Airbnb was born in 2007 and has grown to over 5 million hosts worldwide. The Senior Staff Machine Learning Engineer will lead the technical direction for ML evaluation, focusing on the data flywheel powering CSxAI products, and work closely with cross-functional teams to enhance machine learning models and systems.
Responsibilities:
- Set technical direction and lead execution for ML evaluation and the end-to-end data flywheel powering CSxAI products
- Define how we measure quality, turn feedback into learning signals, and continuously improve models and products safely and efficiently
- Partner closely with product, engineering, design, and operations to build evaluation systems that are trusted, scalable, and actionable
- Work with large scale structured and unstructured data; explore, experiment, build and continuously improve Machine Learning models and pipelines for Airbnb product, business and operational use cases
- Work collaboratively with cross-functional partners including product managers, operations and data scientists, to identify opportunities for business impact; understand, refine, and prioritize requirements for machine learning, and drive engineering decisions
- Hands-on develop, productionize, and operate Machine Learning models and pipelines at scale, including both batch and real-time use cases
- Leverage third-party and in-house Machine Learning tools & infrastructure to develop reusable, highly differentiating and high-performing Machine Learning systems, enable fast model development, low-latency serving and ease of model quality upkeep
- Define evaluation strategy and success metrics for GenAI systems, aligning offline evaluation with online business and customer experience outcomes
- Build and scale evaluation frameworks (golden sets, synthetic data, automated regressions, rubric-based grading, LLM-as-judge where appropriate) with strong controls for bias, drift, and reliability
- Design the data flywheel: instrumentation, feedback collection, data quality checks, labeling strategy, dataset versioning, and governance to support continuous improvement
- Lead cross-functional quality initiatives across product, ops, and engineering, driving clarity on what 'good' looks like and how teams act on evaluation results
- Develop and productionize pipelines for dataset creation, model monitoring, evaluation-at-scale, and continuous testing (pre-deploy and post-deploy)

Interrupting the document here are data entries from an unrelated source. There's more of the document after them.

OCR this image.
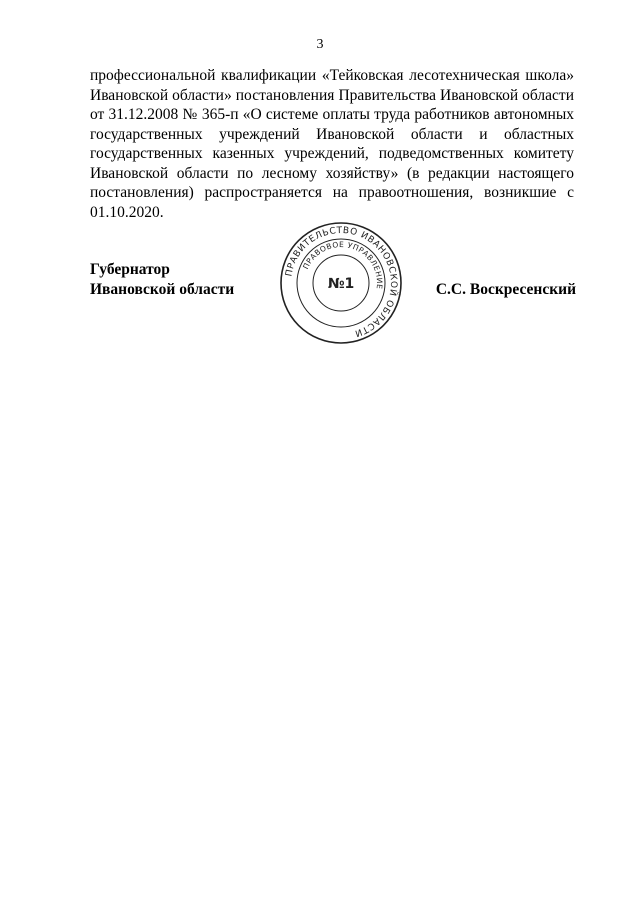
3
профессиональной квалификации «Тейковская лесотехническая школа»
Ивановской области» постановления Правительства Ивановской области
от 31.12.2008 № 365-п «О системе оплаты труда работников автономных
государственных учреждений Ивановской области и областных
государственных казенных учреждений, подведомственных комитету
Ивановской области по лесному хозяйству» (в редакции настоящего
постановления) распространяется на правоотношения, возникшие с
01.10.2020.
Губернатор
Ивановской области	С.С. Воскресенский
ПРАВИТЕЛЬСТВО ИВАНОВСКОЙ ОБЛАСТИ
ПРАВОВОЕ УПРАВЛЕНИЕ
№1
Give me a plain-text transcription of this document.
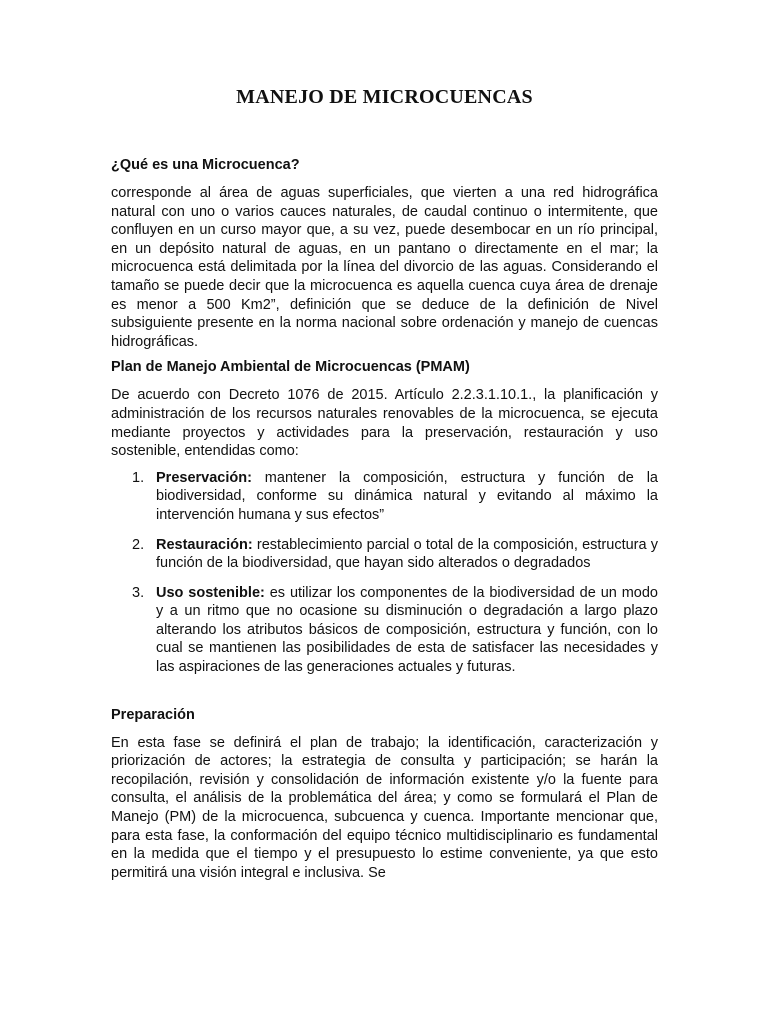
MANEJO DE MICROCUENCAS
¿Qué es una Microcuenca?

corresponde al área de aguas superficiales, que vierten a una red hidrográfica natural con uno o varios cauces naturales, de caudal continuo o intermitente, que confluyen en un curso mayor que, a su vez, puede desembocar en un río principal, en un depósito natural de aguas, en un pantano o directamente en el mar; la microcuenca está delimitada por la línea del divorcio de las aguas. Considerando el tamaño se puede decir que la microcuenca es aquella cuenca cuya área de drenaje es menor a 500 Km2”, definición que se deduce de la definición de Nivel subsiguiente presente en la norma nacional sobre ordenación y manejo de cuencas hidrográficas.

Plan de Manejo Ambiental de Microcuencas (PMAM)

De acuerdo con Decreto 1076 de 2015. Artículo 2.2.3.1.10.1., la planificación y administración de los recursos naturales renovables de la microcuenca, se ejecuta mediante proyectos y actividades para la preservación, restauración y uso sostenible, entendidas como:

1. Preservación: mantener la composición, estructura y función de la biodiversidad, conforme su dinámica natural y evitando al máximo la intervención humana y sus efectos”
2. Restauración: restablecimiento parcial o total de la composición, estructura y función de la biodiversidad, que hayan sido alterados o degradados
3. Uso sostenible: es utilizar los componentes de la biodiversidad de un modo y a un ritmo que no ocasione su disminución o degradación a largo plazo alterando los atributos básicos de composición, estructura y función, con lo cual se mantienen las posibilidades de esta de satisfacer las necesidades y las aspiraciones de las generaciones actuales y futuras.
Preparación

En esta fase se definirá el plan de trabajo; la identificación, caracterización y priorización de actores; la estrategia de consulta y participación; se harán la recopilación, revisión y consolidación de información existente y/o la fuente para consulta, el análisis de la problemática del área; y como se formulará el Plan de Manejo (PM) de la microcuenca, subcuenca y cuenca. Importante mencionar que, para esta fase, la conformación del equipo técnico multidisciplinario es fundamental en la medida que el tiempo y el presupuesto lo estime conveniente, ya que esto permitirá una visión integral e inclusiva. Se
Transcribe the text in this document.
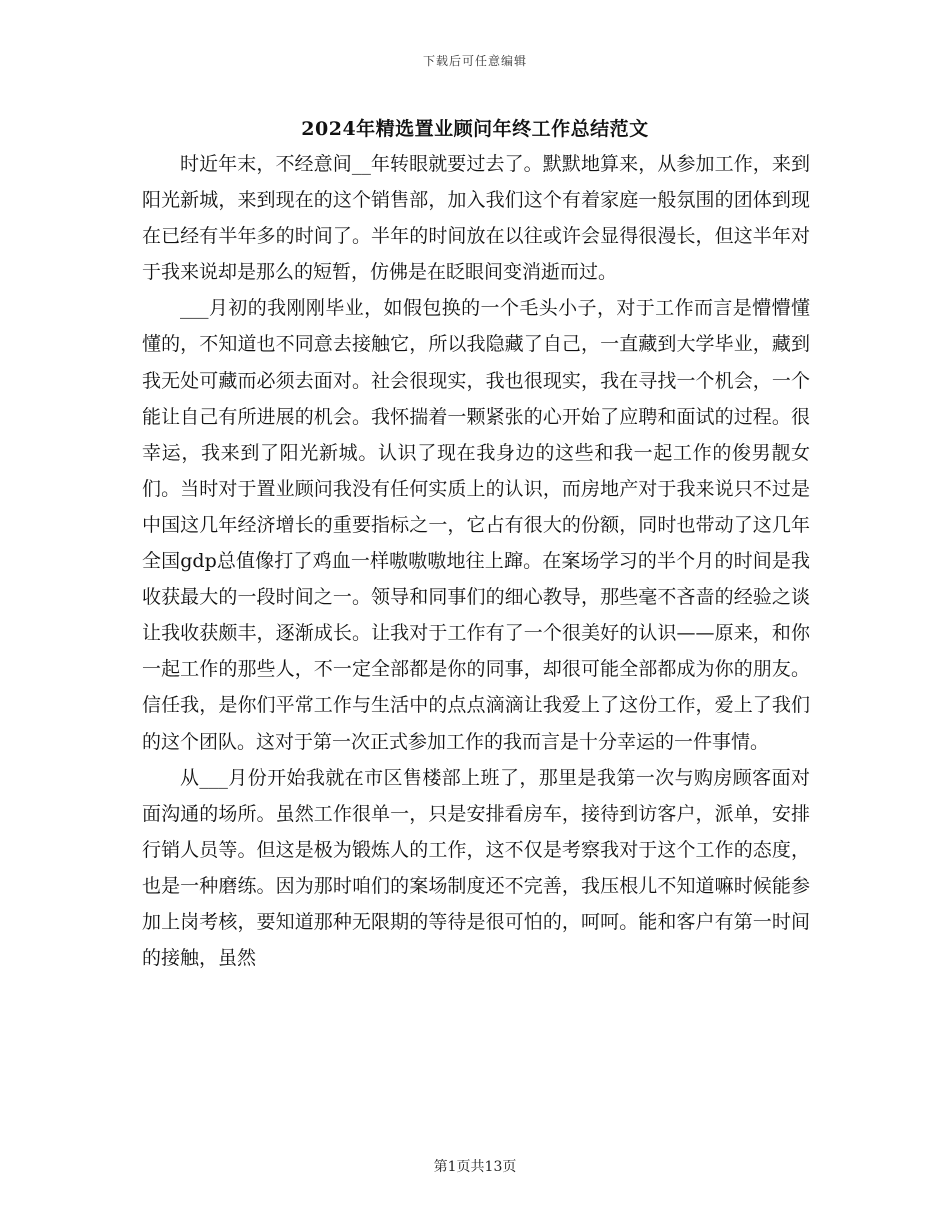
下载后可任意编辑
2024年精选置业顾问年终工作总结范文

时近年末，不经意间__年转眼就要过去了。默默地算来，从参加工作，来到阳光新城，来到现在的这个销售部，加入我们这个有着家庭一般氛围的团体到现在已经有半年多的时间了。半年的时间放在以往或许会显得很漫长，但这半年对于我来说却是那么的短暂，仿佛是在眨眼间变消逝而过。

___月初的我刚刚毕业，如假包换的一个毛头小子，对于工作而言是懵懵懂懂的，不知道也不同意去接触它，所以我隐藏了自己，一直藏到大学毕业，藏到我无处可藏而必须去面对。社会很现实，我也很现实，我在寻找一个机会，一个能让自己有所进展的机会。我怀揣着一颗紧张的心开始了应聘和面试的过程。很幸运，我来到了阳光新城。认识了现在我身边的这些和我一起工作的俊男靓女们。当时对于置业顾问我没有任何实质上的认识，而房地产对于我来说只不过是中国这几年经济增长的重要指标之一，它占有很大的份额，同时也带动了这几年全国gdp总值像打了鸡血一样嗷嗷嗷地往上蹿。在案场学习的半个月的时间是我收获最大的一段时间之一。领导和同事们的细心教导，那些毫不吝啬的经验之谈让我收获颇丰，逐渐成长。让我对于工作有了一个很美好的认识——原来，和你一起工作的那些人，不一定全部都是你的同事，却很可能全部都成为你的朋友。信任我，是你们平常工作与生活中的点点滴滴让我爱上了这份工作，爱上了我们的这个团队。这对于第一次正式参加工作的我而言是十分幸运的一件事情。

从___月份开始我就在市区售楼部上班了，那里是我第一次与购房顾客面对面沟通的场所。虽然工作很单一，只是安排看房车，接待到访客户，派单，安排行销人员等。但这是极为锻炼人的工作，这不仅是考察我对于这个工作的态度，也是一种磨练。因为那时咱们的案场制度还不完善，我压根儿不知道嘛时候能参加上岗考核，要知道那种无限期的等待是很可怕的，呵呵。能和客户有第一时间的接触，虽然

第1页共13页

- Drive technical decisions and architecture for evaluation and data infrastructure, balancing speed, rigor, cost, and safety
Requirements:
- PhD in Computer Science, Mathematics, Statistics, or related technical field (or equivalent practical experience)
- 10+ years building, testing, and shipping ML/AI systems end-to-end; including 2+ years of experience with GenAI/LLM systems in production
- 5+ years leading large, ambiguous technical initiatives as a senior IC, influencing roadmap and engineering/science direction across teams
- Deep expertise in evaluation methodology (offline/online alignment, metric design, human-in-the-loop evaluation, A/B testing, power analysis, regression testing)
- Hands-on experience with GenAI systems, including orchestration, retrieval, tool calling, memory, etc
- Experience building data pipelines and quality systems (labeling workflows, dataset curation, versioning, monitoring, and governance)
- Solid ML fundamentals and best practices (model selection, training/serving, monitoring, reliability, and model lifecycle management)
- Experience applying ML/AI to customer support workflows (e.g., agent assist, classification/routing, resolution recommendation, QA)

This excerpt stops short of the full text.